Bolt that to the discharge of pass side 85/6 header pipe. Then, take a piece of std SAE exhaust tube at the exhaust shop, I forget size, 1 3/4? or 2? and MIG weld it to the inch of pipe you left on the downstream side of that flange you just bolted up.
The SAE tube we used nicely covered the 1 inch of pipe left at the flange, creating an extension. Actually used a carbon steel pipe, but its so hot there that we knew it would last for years anyway.
Then, you build from there. I mounted 87 cats.
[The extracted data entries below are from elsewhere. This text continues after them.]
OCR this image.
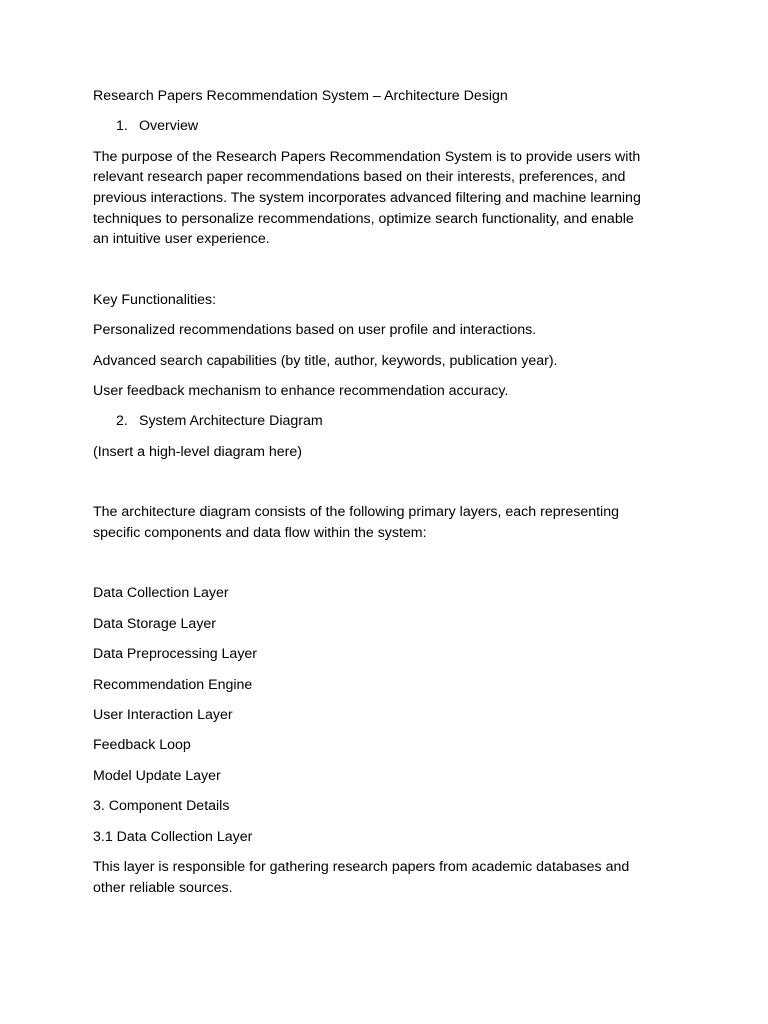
Research Papers Recommendation System – Architecture Design

1. Overview

The purpose of the Research Papers Recommendation System is to provide users with
relevant research paper recommendations based on their interests, preferences, and
previous interactions. The system incorporates advanced filtering and machine learning
techniques to personalize recommendations, optimize search functionality, and enable
an intuitive user experience.

Key Functionalities:

Personalized recommendations based on user profile and interactions.

Advanced search capabilities (by title, author, keywords, publication year).

User feedback mechanism to enhance recommendation accuracy.

2. System Architecture Diagram

(Insert a high-level diagram here)

The architecture diagram consists of the following primary layers, each representing
specific components and data flow within the system:

Data Collection Layer

Data Storage Layer

Data Preprocessing Layer

Recommendation Engine

User Interaction Layer

Feedback Loop

Model Update Layer

3. Component Details

3.1 Data Collection Layer

This layer is responsible for gathering research papers from academic databases and
other reliable sources.
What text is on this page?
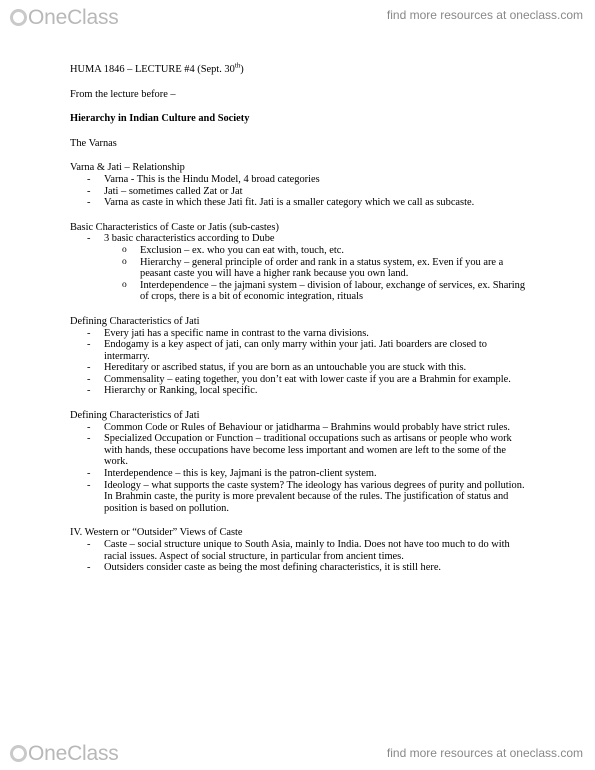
OneClass	find more resources at oneclass.com

HUMA 1846 – LECTURE #4 (Sept. 30th)

From the lecture before –

Hierarchy in Indian Culture and Society

The Varnas

Varna & Jati – Relationship

- Varna - This is the Hindu Model, 4 broad categories
- Jati – sometimes called Zat or Jat
- Varna as caste in which these Jati fit. Jati is a smaller category which we call as subcaste.

Basic Characteristics of Caste or Jatis (sub-castes)

- 3 basic characteristics according to Dube
o Exclusion – ex. who you can eat with, touch, etc.
o Hierarchy – general principle of order and rank in a status system, ex. Even if you are a peasant caste you will have a higher rank because you own land.
o Interdependence – the jajmani system – division of labour, exchange of services, ex. Sharing of crops, there is a bit of economic integration, rituals

Defining Characteristics of Jati

- Every jati has a specific name in contrast to the varna divisions.
- Endogamy is a key aspect of jati, can only marry within your jati. Jati boarders are closed to intermarry.
- Hereditary or ascribed status, if you are born as an untouchable you are stuck with this.
- Commensality – eating together, you don’t eat with lower caste if you are a Brahmin for example.
- Hierarchy or Ranking, local specific.

Defining Characteristics of Jati

- Common Code or Rules of Behaviour or jatidharma – Brahmins would probably have strict rules.
- Specialized Occupation or Function – traditional occupations such as artisans or people who work with hands, these occupations have become less important and women are left to the some of the work.
- Interdependence – this is key, Jajmani is the patron-client system.
- Ideology – what supports the caste system? The ideology has various degrees of purity and pollution. In Brahmin caste, the purity is more prevalent because of the rules. The justification of status and position is based on pollution.

IV. Western or “Outsider” Views of Caste

- Caste – social structure unique to South Asia, mainly to India. Does not have too much to do with racial issues. Aspect of social structure, in particular from ancient times.
- Outsiders consider caste as being the most defining characteristics, it is still here.
OneClass	find more resources at oneclass.com
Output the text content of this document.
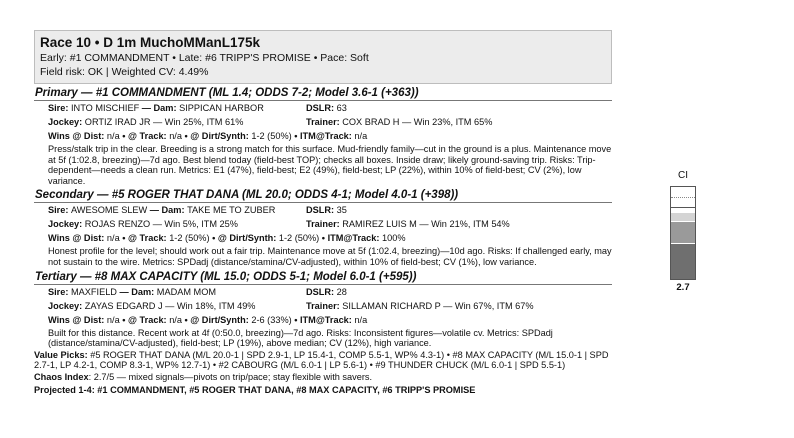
Race 10 • D 1m MuchoMManL175k
Early: #1 COMMANDMENT • Late: #6 TRIPP'S PROMISE • Pace: Soft
Field risk: OK | Weighted CV: 4.49%
Primary — #1 COMMANDMENT (ML 1.4; ODDS 7-2; Model 3.6-1 (+363))
Sire: INTO MISCHIEF — Dam: SIPPICAN HARBOR	DSLR: 63
Jockey: ORTIZ IRAD JR — Win 25%, ITM 61%	Trainer: COX BRAD H — Win 23%, ITM 65%
Wins @ Dist: n/a • @ Track: n/a • @ Dirt/Synth: 1-2 (50%) • ITM@Track: n/a
Press/stalk trip in the clear. Breeding is a strong match for this surface. Mud-friendly family—cut in the ground is a plus. Maintenance move at 5f (1:02.8, breezing)—7d ago. Best blend today (field-best TOP); checks all boxes. Inside draw; likely ground-saving trip. Risks: Trip-dependent—needs a clean run. Metrics: E1 (47%), field-best; E2 (49%), field-best; LP (22%), within 10% of field-best; CV (2%), low variance.
Secondary — #5 ROGER THAT DANA (ML 20.0; ODDS 4-1; Model 4.0-1 (+398))
Sire: AWESOME SLEW — Dam: TAKE ME TO ZUBER	DSLR: 35
Jockey: ROJAS RENZO — Win 5%, ITM 25%	Trainer: RAMIREZ LUIS M — Win 21%, ITM 54%
Wins @ Dist: n/a • @ Track: 1-2 (50%) • @ Dirt/Synth: 1-2 (50%) • ITM@Track: 100%
Honest profile for the level; should work out a fair trip. Maintenance move at 5f (1:02.4, breezing)—10d ago. Risks: If challenged early, may not sustain to the wire. Metrics: SPDadj (distance/stamina/CV-adjusted), within 10% of field-best; CV (1%), low variance.
Tertiary — #8 MAX CAPACITY (ML 15.0; ODDS 5-1; Model 6.0-1 (+595))
Sire: MAXFIELD — Dam: MADAM MOM	DSLR: 28
Jockey: ZAYAS EDGARD J — Win 18%, ITM 49%	Trainer: SILLAMAN RICHARD P — Win 67%, ITM 67%
Wins @ Dist: n/a • @ Track: n/a • @ Dirt/Synth: 2-6 (33%) • ITM@Track: n/a
Built for this distance. Recent work at 4f (0:50.0, breezing)—7d ago. Risks: Inconsistent figures—volatile cv. Metrics: SPDadj (distance/stamina/CV-adjusted), field-best; LP (19%), above median; CV (12%), high variance.
Value Picks: #5 ROGER THAT DANA (M/L 20.0-1 | SPD 2.9-1, LP 15.4-1, COMP 5.5-1, WP% 4.3-1) • #8 MAX CAPACITY (M/L 15.0-1 | SPD 2.7-1, LP 4.2-1, COMP 8.3-1, WP% 12.7-1) • #2 CABOURG (M/L 6.0-1 | LP 5.6-1) • #9 THUNDER CHUCK (M/L 6.0-1 | SPD 5.5-1)
Chaos Index: 2.7/5 — mixed signals—pivots on trip/pace; stay flexible with savers.
Projected 1-4: #1 COMMANDMENT, #5 ROGER THAT DANA, #8 MAX CAPACITY, #6 TRIPP'S PROMISE
CI
2.7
Whacked the flange from the 87 cat inlet, pass side, left an inch, bolted that whacked off flange to the 85/6 header pipe. Then, in-situ, slipped the SAE extension into the now-flangeless inlet to the pass side of 87 cat. And of course MIG welded the extension to the flange, which it nicely fit over. Voila. Pretty much.
The 87 cat had to be bolted up to the drivers side. Process wise, that was actually done first. Had to heat the drivers side pipe near the cat cherry red and bend / center the whole cat in the tunnel. Then a similar heat/bend process done to the (now flangeless) cat pass inlet to get it lined up by eyeball where the pass side is going to need to be. Simple and quick, if your exhaust guy is a doer and not a diva. This centering operation determines the length of the pass side extension.
Maybe I can get a picture sometime saturday under the avatar Euro car (Jadz old car) to show it.
You may decide on another downstream exhaust system. Even if you use the flange from the Utah Motorsports group, you will probably have some custom work to mount your downstream stuff.
Only bad thing about the 85/6 header pipes is the drivers side nearly completely blocks access to the upper A-arm mounting bolts inside the fender. I did some front suspension work this winter with the pipes installed and my final torque on that was questionable.
Last edited by Landseer; 09-14-2013 at 05:57 AM.